A Daunting Future
‘A Daunting Future’
By Tony DeLorger © 2010
I often worry that my younger children are uninformed, and unaware of what’s going on in the world. When I ask them why they won’t read a paper or watch the news, the message is clear; they don’t want to know what’s going on in the world. Like the song says, ‘there’s a horror movie right there on my TV’ . Unfortunately the kids do know what’s going on, and it’s scaring them half to death. They may not be reading the paper, but they don’t have to; the internet is their connection to one another and the world, and there’s nothing they can’t find out. As much as we’d like to ignore the fact, our children are living in fear, and even though it may not show, it’s having an extraordinary impact on their future.
When you begin to look closely at what’s being broadcast by our media, it’s a shock to realise how much negativity is presented. Ninety-odd per cent of stories report corruption, violence, crime, racism, natural disaster, animal cruelty and the list goes on. This constant barrage of negativity can in no way give a child confidence in a positive future. Ultimately it can disarm and undermine the processes of education and development leading to a productive role in society.
Our youth are in crisis, with truancy, gang violence and alcohol and drug abuse just a few of the problems. We constantly debate who is at fault: parents, educators, socio-economic factors and the like. But we overlook the most basic and damaging cause. What our children see in the world offers no assurance that they have a future at all. Another supporting indicator of this reality is the increase in teenage depression. There is a sense of hopelessness that sits just beneath the surface with many teenagers, and that can have a devastating effect.
Fear is the greatest demotivator and from a societal perspective the one catalyst for negative change. American society is a perfect example of what can happen from a constant barrage of fear from extensive media hammering about racial violence, crime, terrorism, corruption and corporate failure. The fear is so deep-rooted that American society has the most death and injury through guns of anywhere in the world not at war. Just about everyone is armed and paranoid enough to use them. This disaster is something we don’t want in Australia, but unfortunately we’re heading down the same road.
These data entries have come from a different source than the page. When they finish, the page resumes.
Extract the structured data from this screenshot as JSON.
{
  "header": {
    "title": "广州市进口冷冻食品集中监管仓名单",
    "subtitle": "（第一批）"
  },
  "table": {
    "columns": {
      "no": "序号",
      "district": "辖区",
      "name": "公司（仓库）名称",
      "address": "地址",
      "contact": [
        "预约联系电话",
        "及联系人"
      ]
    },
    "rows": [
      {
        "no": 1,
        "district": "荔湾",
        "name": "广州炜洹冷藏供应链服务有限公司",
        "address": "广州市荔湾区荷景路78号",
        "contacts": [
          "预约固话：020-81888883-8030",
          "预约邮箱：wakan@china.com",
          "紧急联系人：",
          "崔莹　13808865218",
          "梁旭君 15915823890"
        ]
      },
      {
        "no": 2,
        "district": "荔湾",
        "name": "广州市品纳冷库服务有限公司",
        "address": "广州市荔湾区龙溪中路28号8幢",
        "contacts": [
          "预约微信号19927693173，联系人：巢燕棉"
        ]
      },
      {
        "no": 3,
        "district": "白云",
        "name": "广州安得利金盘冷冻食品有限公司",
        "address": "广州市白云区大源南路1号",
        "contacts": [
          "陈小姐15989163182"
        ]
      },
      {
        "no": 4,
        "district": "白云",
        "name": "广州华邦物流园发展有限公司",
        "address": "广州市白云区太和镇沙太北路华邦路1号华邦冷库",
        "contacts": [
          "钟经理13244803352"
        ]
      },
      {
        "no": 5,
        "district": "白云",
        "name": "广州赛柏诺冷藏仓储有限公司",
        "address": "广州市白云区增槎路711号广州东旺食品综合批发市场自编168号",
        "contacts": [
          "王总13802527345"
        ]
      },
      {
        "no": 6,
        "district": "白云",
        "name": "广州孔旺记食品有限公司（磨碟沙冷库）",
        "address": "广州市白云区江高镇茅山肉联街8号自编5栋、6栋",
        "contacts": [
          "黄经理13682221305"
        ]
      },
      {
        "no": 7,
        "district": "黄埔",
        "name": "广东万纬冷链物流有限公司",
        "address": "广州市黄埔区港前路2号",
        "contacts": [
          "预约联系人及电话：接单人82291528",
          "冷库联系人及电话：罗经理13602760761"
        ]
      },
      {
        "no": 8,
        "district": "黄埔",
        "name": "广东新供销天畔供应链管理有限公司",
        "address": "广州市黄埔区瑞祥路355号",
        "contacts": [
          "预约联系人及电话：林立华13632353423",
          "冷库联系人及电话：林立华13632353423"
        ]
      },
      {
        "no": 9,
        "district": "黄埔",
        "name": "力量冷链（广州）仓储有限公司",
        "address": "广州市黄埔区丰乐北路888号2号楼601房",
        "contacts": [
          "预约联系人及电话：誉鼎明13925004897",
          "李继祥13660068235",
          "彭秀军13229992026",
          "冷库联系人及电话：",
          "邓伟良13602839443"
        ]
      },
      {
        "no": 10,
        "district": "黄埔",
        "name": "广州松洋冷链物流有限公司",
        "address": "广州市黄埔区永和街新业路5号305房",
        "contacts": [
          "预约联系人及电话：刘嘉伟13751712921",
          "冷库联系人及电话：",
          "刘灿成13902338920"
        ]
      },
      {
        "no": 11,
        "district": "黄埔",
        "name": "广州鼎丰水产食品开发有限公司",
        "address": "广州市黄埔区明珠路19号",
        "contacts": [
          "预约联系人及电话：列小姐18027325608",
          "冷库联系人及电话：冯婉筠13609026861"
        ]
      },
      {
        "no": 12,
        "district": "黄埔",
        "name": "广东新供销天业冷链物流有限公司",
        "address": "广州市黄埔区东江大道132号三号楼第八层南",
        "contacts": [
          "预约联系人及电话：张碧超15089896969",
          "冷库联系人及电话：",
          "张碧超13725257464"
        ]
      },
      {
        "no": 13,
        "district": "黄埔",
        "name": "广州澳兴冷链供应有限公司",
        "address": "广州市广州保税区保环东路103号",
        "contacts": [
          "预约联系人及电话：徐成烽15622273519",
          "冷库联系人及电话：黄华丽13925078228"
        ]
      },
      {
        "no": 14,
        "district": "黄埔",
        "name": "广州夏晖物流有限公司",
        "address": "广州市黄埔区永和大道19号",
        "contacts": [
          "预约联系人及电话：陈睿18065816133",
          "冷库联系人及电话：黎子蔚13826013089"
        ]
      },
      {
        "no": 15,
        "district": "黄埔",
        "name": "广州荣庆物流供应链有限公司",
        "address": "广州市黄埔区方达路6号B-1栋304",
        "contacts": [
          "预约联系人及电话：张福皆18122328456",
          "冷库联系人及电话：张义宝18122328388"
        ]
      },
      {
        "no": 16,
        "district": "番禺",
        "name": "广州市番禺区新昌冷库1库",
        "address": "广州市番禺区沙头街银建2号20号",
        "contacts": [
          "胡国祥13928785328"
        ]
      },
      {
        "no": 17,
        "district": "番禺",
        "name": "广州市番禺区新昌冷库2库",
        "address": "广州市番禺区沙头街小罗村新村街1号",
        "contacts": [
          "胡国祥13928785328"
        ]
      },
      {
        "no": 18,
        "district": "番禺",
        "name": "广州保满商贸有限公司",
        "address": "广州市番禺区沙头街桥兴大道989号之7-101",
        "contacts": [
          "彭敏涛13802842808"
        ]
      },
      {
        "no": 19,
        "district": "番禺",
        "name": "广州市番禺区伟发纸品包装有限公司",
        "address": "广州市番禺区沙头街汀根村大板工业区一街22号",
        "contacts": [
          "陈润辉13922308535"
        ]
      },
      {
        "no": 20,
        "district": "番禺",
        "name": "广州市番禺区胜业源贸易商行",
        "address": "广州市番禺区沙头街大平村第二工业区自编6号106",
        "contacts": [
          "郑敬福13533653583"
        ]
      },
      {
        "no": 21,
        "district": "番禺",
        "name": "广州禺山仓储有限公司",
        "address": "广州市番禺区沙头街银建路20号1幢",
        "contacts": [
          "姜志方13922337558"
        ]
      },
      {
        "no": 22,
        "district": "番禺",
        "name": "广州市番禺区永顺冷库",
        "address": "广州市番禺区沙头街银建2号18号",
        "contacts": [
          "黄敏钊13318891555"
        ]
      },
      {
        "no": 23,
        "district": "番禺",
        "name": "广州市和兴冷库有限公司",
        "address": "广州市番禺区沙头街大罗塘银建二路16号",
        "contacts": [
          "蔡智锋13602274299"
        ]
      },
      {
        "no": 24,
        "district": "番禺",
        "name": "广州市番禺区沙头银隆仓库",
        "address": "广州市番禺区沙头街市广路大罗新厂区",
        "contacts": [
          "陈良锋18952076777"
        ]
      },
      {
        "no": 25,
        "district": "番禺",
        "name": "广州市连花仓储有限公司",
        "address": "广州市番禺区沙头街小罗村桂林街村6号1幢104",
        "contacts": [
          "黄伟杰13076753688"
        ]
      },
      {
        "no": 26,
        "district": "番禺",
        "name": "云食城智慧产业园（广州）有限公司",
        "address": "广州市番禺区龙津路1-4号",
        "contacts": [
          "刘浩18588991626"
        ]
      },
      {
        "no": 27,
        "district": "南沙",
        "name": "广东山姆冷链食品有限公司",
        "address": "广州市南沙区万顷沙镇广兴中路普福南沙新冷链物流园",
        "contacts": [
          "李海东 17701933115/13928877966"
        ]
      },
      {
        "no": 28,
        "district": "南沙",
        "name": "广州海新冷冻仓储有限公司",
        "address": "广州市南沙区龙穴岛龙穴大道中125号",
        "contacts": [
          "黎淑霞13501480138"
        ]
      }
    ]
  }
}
The world has changed, that is undeniable, but the more we just accept this escalation of negative reinforcement, the more we are all responsible for the outcome. Governments and corporations must not be given free reign for fear mongering and manipulation. Fear is a weapon that can be used to control the masses, keep them in line. But true freedom gives voice to the masses, gives us choice about what we are subjected to. I believe that we should stand firm on this issue that is hurting our children. The world is not all doom and gloom and media should be a reflection of that, surely. There must be a balance between real news and what and how it is presented.
We each have the power to change our world, but if we become complacent and accept without question, we have failed ourselves, our children and our future.